What is CT Angiography?
CT (Computed Tomography) angiography (CTA) is an examination that uses x-rays to visualize blood flow in arterial vessels throughout the body, from arteries serving the brain to those bringing blood to the lungs, kidneys, arms and legs. CT combines the uses of x-rays with computerized analysis of the images. Beams of x-rays are passed from a rotating device throughout the area of interest in the body from several different angles in order to create cross-sectional images. These images are assembled by computer into a three-dimensional picture of the area being studied. CTA is much less invasive and more patient friendly than catheter angiography.
CTA is frequently used to screen for arterial disease. It is commonly used to:
Examine the pulmonary arteries in the lungs to rule out pulmonary embolism.
Visualize blood flow in the renal arteries in patients with high blood pressure and those suspected of having a kidney disorder.
Identify aneurysms in the aorta or in other major blood vessels.
Identify dissection(peeling away of the layers of the artery) in the aorta or its major branches.
Identify a small neurysm or arterio-venous malfunction inside the brain that can be life-threatening.
Detect narrowing or obstruction of arteries in the pelvis and in the carotid arteries bringing blood from the heart to the brain.
To help surgeons assess details of the arteries prior to tumor surgery.
Depending on the part of the body to be studied, you may be asked to take only clear liquids by mouth before the CTA. Approximately 20 minutes to one hour should be allowed for the examination. You may be at The Radiology Clinic longer than that due to check-in and interview with the technologist.
If you have children, please make arrangements for childcare, as there are no childcare facilities on site.
What to Expect
CTA takes about 10 to 25 minutes from the time the actual examination begins. Overall, you can expect to be in or near the examining room for 20 to 60 minutes. You may feel warm all over when the contrast material is injected before the scan, but you should not feel pain at any time.
The CT machine resembles a large standing donut, called the gantry, with a table positioned through its center. The gantry houses the rotating x-ray tube and detectors. You will be instructed to lie as still as possible on the examination table. During the exam you will be asked to take remove your glasses, hearing aids or any removable dental work.
You will be moved slowly into the gantry. You will see the CT rotating around you and hear the CT machine make a whirring sound, while the tube moves around your body. There is no discomfort associated wit the CT scan itself.

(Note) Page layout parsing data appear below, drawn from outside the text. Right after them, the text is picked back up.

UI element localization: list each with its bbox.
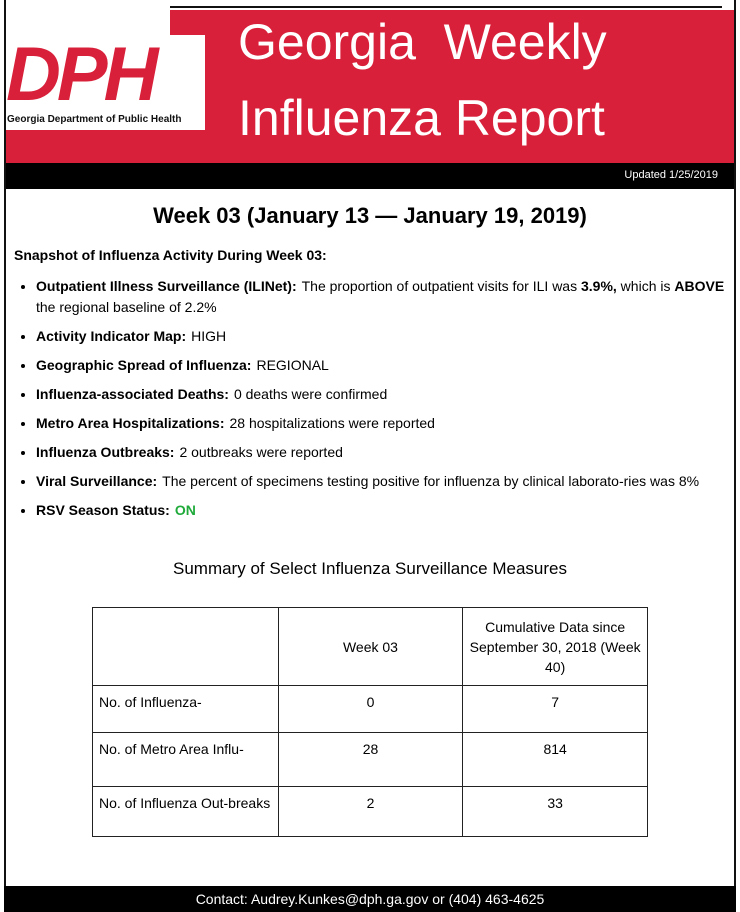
page-frame [4,0,736,912]
bullet-text: 0 deaths were confirmed [233,386,388,402]
logo-subtitle: Georgia Department of Public Health [7,114,182,125]
row-label: No. of Metro Area Influ- [92,732,279,787]
value-cell: 7 [462,685,648,733]
bullet-text: The percent of specimens testing positiv… [162,473,700,489]
bullet-text: 28 hospitalizations were reported [229,415,435,431]
table-row: No. of Metro Area Influ- 28 814 [92,732,648,787]
value-cell: 28 [277,732,464,787]
snapshot-heading: Snapshot of Influenza Activity During We… [14,247,327,263]
updated-date: Updated 1/25/2019 [624,169,718,181]
bullet-text: the regional baseline of 2.2% [36,299,217,315]
bullet-text: 2 outbreaks were reported [179,444,343,460]
bullet: Influenza-associated Deaths:0 deaths wer… [36,384,736,405]
logo: DPH Georgia Department of Public Health [4,35,205,130]
header-cell [92,607,279,686]
value-cell: 814 [462,732,648,787]
bullet: Viral Surveillance:The percent of specim… [36,471,736,492]
header-cell: Week 03 [277,607,464,686]
header-cell: Cumulative Data since September 30, 2018… [462,607,648,686]
bullet-text: The proportion of outpatient visits for … [301,278,581,294]
bullet-text: ABOVE [674,278,725,294]
header-corner [4,10,170,35]
bullet-label: Metro Area Hospitalizations: [36,415,225,431]
bullet-text: which is [616,278,675,294]
header-rule [170,6,722,8]
value-cell: 33 [462,786,648,837]
header-row: Week 03 Cumulative Data since September 3… [92,607,648,686]
table-row: No. of Influenza- 0 7 [92,685,648,733]
bullet-label: Influenza-associated Deaths: [36,386,229,402]
bullet: Outpatient Illness Surveillance (ILINet)… [36,276,736,318]
logo-text: DPH [6,32,158,117]
bullet-label: RSV Season Status: [36,502,170,518]
bullet: RSV Season Status:ON [36,500,736,521]
value-cell: 0 [277,685,464,733]
row-label: No. of Influenza Out-breaks [92,786,279,837]
week-heading: Week 03 (January 13 — January 19, 2019) [153,203,587,228]
title-line: Georgia Weekly [238,14,607,70]
bullet: Metro Area Hospitalizations:28 hospitali… [36,413,736,434]
updated-bar [4,163,736,189]
bullet-text: 3.9%, [580,278,617,294]
footer: Contact: Audrey.Kunkes@dph.ga.gov or (40… [4,886,736,912]
bullet-text: REGIONAL [256,357,329,373]
bullet-label: Activity Indicator Map: [36,328,187,344]
bullet-list: Outpatient Illness Surveillance (ILINet)… [14,276,736,529]
bullet-text: HIGH [191,328,227,344]
bullet-label: Geographic Spread of Influenza: [36,357,252,373]
bullet-label: Outpatient Illness Surveillance (ILINet)… [36,278,297,294]
table-title: Summary of Select Influenza Surveillance… [172,559,567,578]
row-label: No. of Influenza- [92,685,279,733]
title-line: Influenza Report [238,90,605,146]
bullet-label: Influenza Outbreaks: [36,444,175,460]
table-row: No. of Influenza Out-breaks 2 33 [92,786,648,837]
value-cell: 2 [277,786,464,837]
bullet: Activity Indicator Map:HIGH [36,326,736,347]
bullet-text: ON [174,502,196,518]
bullet-label: Viral Surveillance: [36,473,158,489]
bullet: Influenza Outbreaks:2 outbreaks were rep… [36,442,736,463]
summary-table: Week 03 Cumulative Data since September 3… [92,607,648,837]
bullet: Geographic Spread of Influenza:REGIONAL [36,355,736,376]
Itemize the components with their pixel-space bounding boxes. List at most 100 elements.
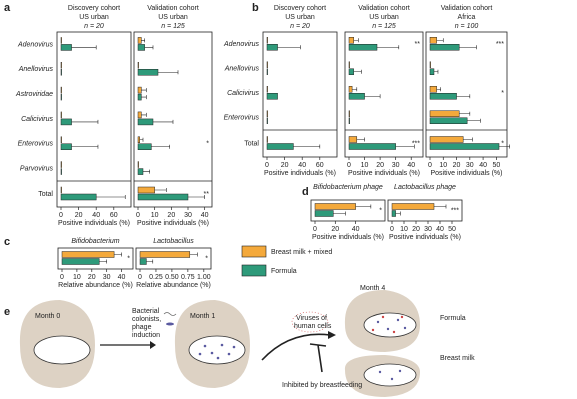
error-bar: [141, 38, 145, 43]
error-bar: [356, 137, 365, 142]
x-axis-label: Positive individuals (%): [58, 220, 130, 227]
error-bar: [96, 195, 126, 199]
x-tick-label: 10: [73, 274, 81, 281]
error-bar: [189, 252, 198, 257]
chart-title: Validation cohort: [441, 5, 493, 12]
chart-title: Discovery cohort: [68, 5, 120, 12]
x-tick-label: 40: [118, 274, 126, 281]
bar: [348, 44, 378, 51]
bar: [60, 44, 72, 51]
error-bar: [114, 252, 122, 257]
bar: [266, 61, 268, 68]
error-bar: [151, 144, 170, 149]
microbes: [376, 318, 407, 331]
plot-frame: [387, 199, 463, 222]
arrow-head: [328, 331, 336, 339]
error-bar: [143, 169, 150, 174]
error-bar: [293, 144, 321, 149]
significance: *: [205, 255, 208, 262]
x-tick-label: 50: [492, 162, 500, 169]
x-tick-label: 10: [439, 162, 447, 169]
chart-title: Lactobacillus phage: [394, 184, 456, 191]
bar: [429, 68, 435, 75]
bar: [266, 68, 268, 75]
chart-title: Discovery cohort: [274, 5, 326, 12]
x-tick-label: 30: [392, 162, 400, 169]
panel-label: a: [4, 2, 11, 14]
x-tick-label: 30: [184, 212, 192, 219]
chart-title: Validation cohort: [147, 5, 199, 12]
bacteria-icon: [166, 322, 174, 326]
chart-n: n = 100: [455, 23, 479, 30]
diagram-label: Inhibited by breastfeeding: [282, 382, 362, 389]
x-tick-label: 40: [298, 162, 306, 169]
bar: [348, 68, 354, 75]
bar: [60, 86, 62, 94]
x-axis-label: Positive individuals (%): [431, 170, 503, 177]
bar: [137, 37, 142, 44]
category-label: Anellovirus: [18, 66, 54, 73]
error-bar: [141, 88, 147, 93]
error-bar: [456, 94, 471, 99]
x-tick-label: 40: [479, 162, 487, 169]
x-tick-label: 0.75: [181, 274, 195, 281]
x-tick-label: 1.00: [197, 274, 211, 281]
bar: [139, 258, 147, 265]
bar: [60, 111, 62, 119]
x-tick-label: 0.25: [149, 274, 163, 281]
x-tick-label: 20: [376, 162, 384, 169]
error-bar: [353, 69, 362, 74]
bar: [266, 110, 268, 117]
plot-frame: [57, 247, 134, 270]
chart-subtitle: US urban: [79, 14, 109, 21]
bar: [60, 161, 62, 168]
error-bar: [459, 45, 477, 50]
x-tick-label: 0.50: [165, 274, 179, 281]
bar: [429, 136, 464, 143]
bar: [348, 143, 396, 150]
x-tick-label: 40: [436, 226, 444, 233]
x-tick-label: 20: [281, 162, 289, 169]
error-bar: [463, 137, 473, 142]
x-axis-label: Relative abundance (%): [136, 282, 211, 289]
diagram-label: Formula: [440, 315, 466, 322]
bar: [391, 203, 435, 210]
x-tick-label: 20: [453, 162, 461, 169]
category-label: Total: [38, 191, 53, 198]
chart-title: Validation cohort: [358, 5, 410, 12]
gut: [363, 312, 417, 338]
error-bar: [188, 195, 205, 199]
chart-n: n = 20: [290, 23, 310, 30]
error-bar: [395, 211, 401, 216]
significance: *: [501, 90, 504, 97]
bar: [60, 193, 97, 201]
x-tick-label: 40: [352, 226, 360, 233]
error-bar: [353, 38, 359, 43]
chart-title: Lactobacillus: [153, 238, 194, 245]
error-bar: [395, 144, 415, 149]
bar: [266, 86, 268, 93]
plot-frame: [262, 31, 338, 158]
diagram-label: phage: [132, 324, 152, 331]
human-viruses: [371, 315, 404, 334]
plot-frame: [56, 31, 132, 208]
bar: [429, 143, 500, 150]
category-label: Astroviridae: [15, 91, 53, 98]
bar: [137, 168, 144, 175]
plot-frame: [135, 247, 212, 270]
error-bar: [459, 111, 471, 116]
bar: [391, 210, 396, 217]
error-bar: [154, 188, 167, 192]
category-label: Adenovirus: [17, 41, 54, 48]
chart-subtitle: US urban: [285, 14, 315, 21]
x-tick-label: 20: [75, 212, 83, 219]
error-bar: [434, 204, 447, 209]
x-tick-label: 60: [316, 162, 324, 169]
error-bar: [99, 259, 107, 264]
chart-title: Bifidobacterium: [71, 238, 119, 245]
bar: [137, 136, 140, 143]
diagram-shapes: [19, 290, 420, 397]
chart-n: n = 125: [161, 23, 185, 30]
inhibition-mark: [309, 343, 327, 373]
panel-label: e: [4, 306, 10, 318]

The technologist will not be in the examination room with you, but he or she will be able to see, hear, and speak to you at all times using an intercom.
You can eat immediately following the scan. It is very important to increase the amount of water you drink for several days after the exam.
Your referring physician will be provided results 2 - 3 working days after the procedure.
If you are pregnant or feel you may be pregnant, please notifiy the technologist prior to your exam.
The Radiology Clinic is accredited by the American College of Radiology.